Dr Alex Pryor, senior lecturer in archaeology at the University of Exeter, and lead researcher, said: “The chemical signatures we measured in the horse’s teeth are highly distinctive and very different to anything we would expect to see in a horse that grew up in the UK.

“These results provide direct and unprecedented evidence for a variety of horse movement and trading practices in the Middle Ages.

“Representatives for the king and other medieval London elites were scouring horse trading markets across Europe seeking out the best quality horses they could find and bringing them to London.

“It’s quite possible that the horses were ridden in the jousting contests we know were held in Westminster, close to where the horses were buried.”

In the first experiment of its kind to be conducted on medieval horse remains, the researchers took 22 teeth from 15 animals and drilled out portions of the enamel to analyse.

Researchers were able to identify the potential origin of each horse – and accurately rule out others, by measuring certain elements in the teeth and comparing the results with known ranges in different geographies.

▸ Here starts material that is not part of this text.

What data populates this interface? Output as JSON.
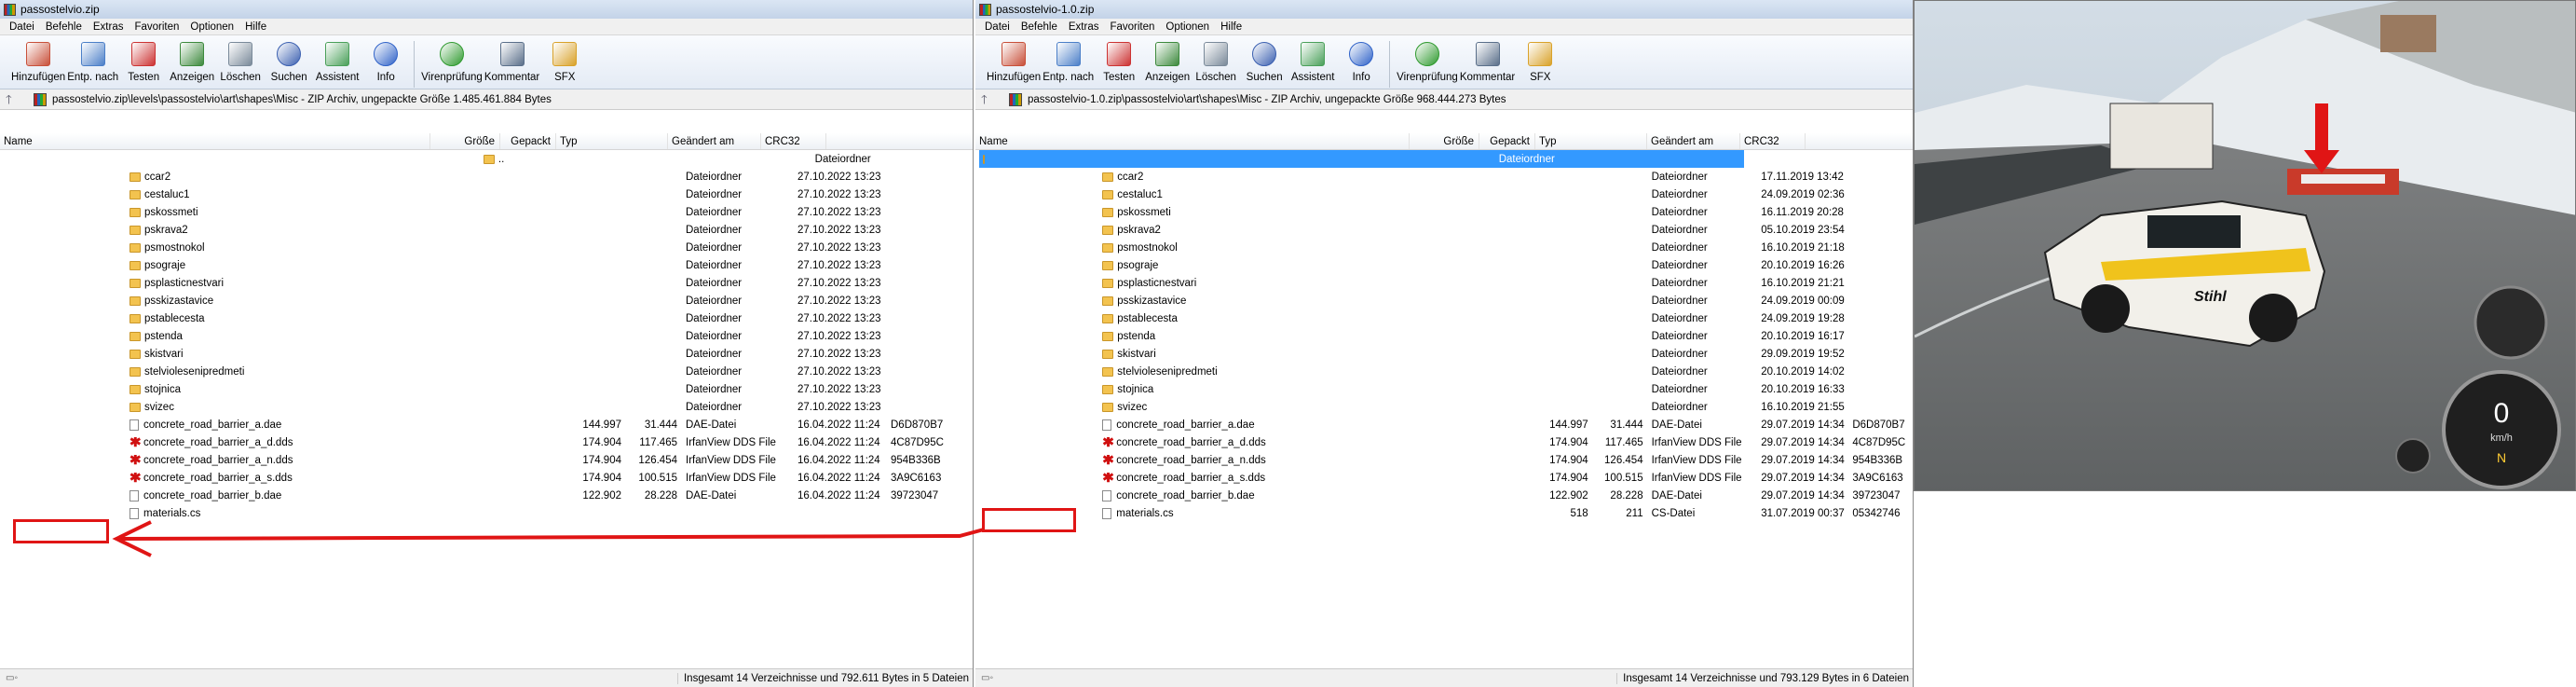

Dr Pryor said that at least half of the horses were of diverse international origins, possibly Scandinavia, the Alps and other northern and eastern European locations.

The findings are consistent with the breeding patterns of royal stud farms, the experts suggest.

Horses would live on the farms until their second or third year, before being either broken and trained, or sent elsewhere to be sold.

When looking at the teeth researchers found evidence of wear, suggesting heavy use of a curb bit, often employed with elite animals, especially those groomed for war and tournaments after the 14th century.

Bit wear on two of the mares also suggested they were used under saddle or in harness and for breeding.

Further analysis of the skeletons revealed many of them to be well above average size, with several instances of fused vertebrae indicative of a life of riding and hard work.

Professor Oliver Creighton, a medieval specialist at the University of Exeter and part of the research team, said: “The finest medieval horses were like modern supercars – inordinately expensive and finely tuned vehicles that proclaimed their owner’s status.

“And at Elverton Street, our research team seem to have found evidence for horses used in jousting, the sport of kings, in which riders showcased their fighting skills and horsemanship on elite mounts.

“The new findings provide a tangible archaeological signature of this trade, emphasising its international scale.

“It is apparent that the medieval London elite were explicitly targeting the highest-quality horses they could find at a European scale.”

The study, funded by the Arts and Humanities Research Council, is published in Science Advances.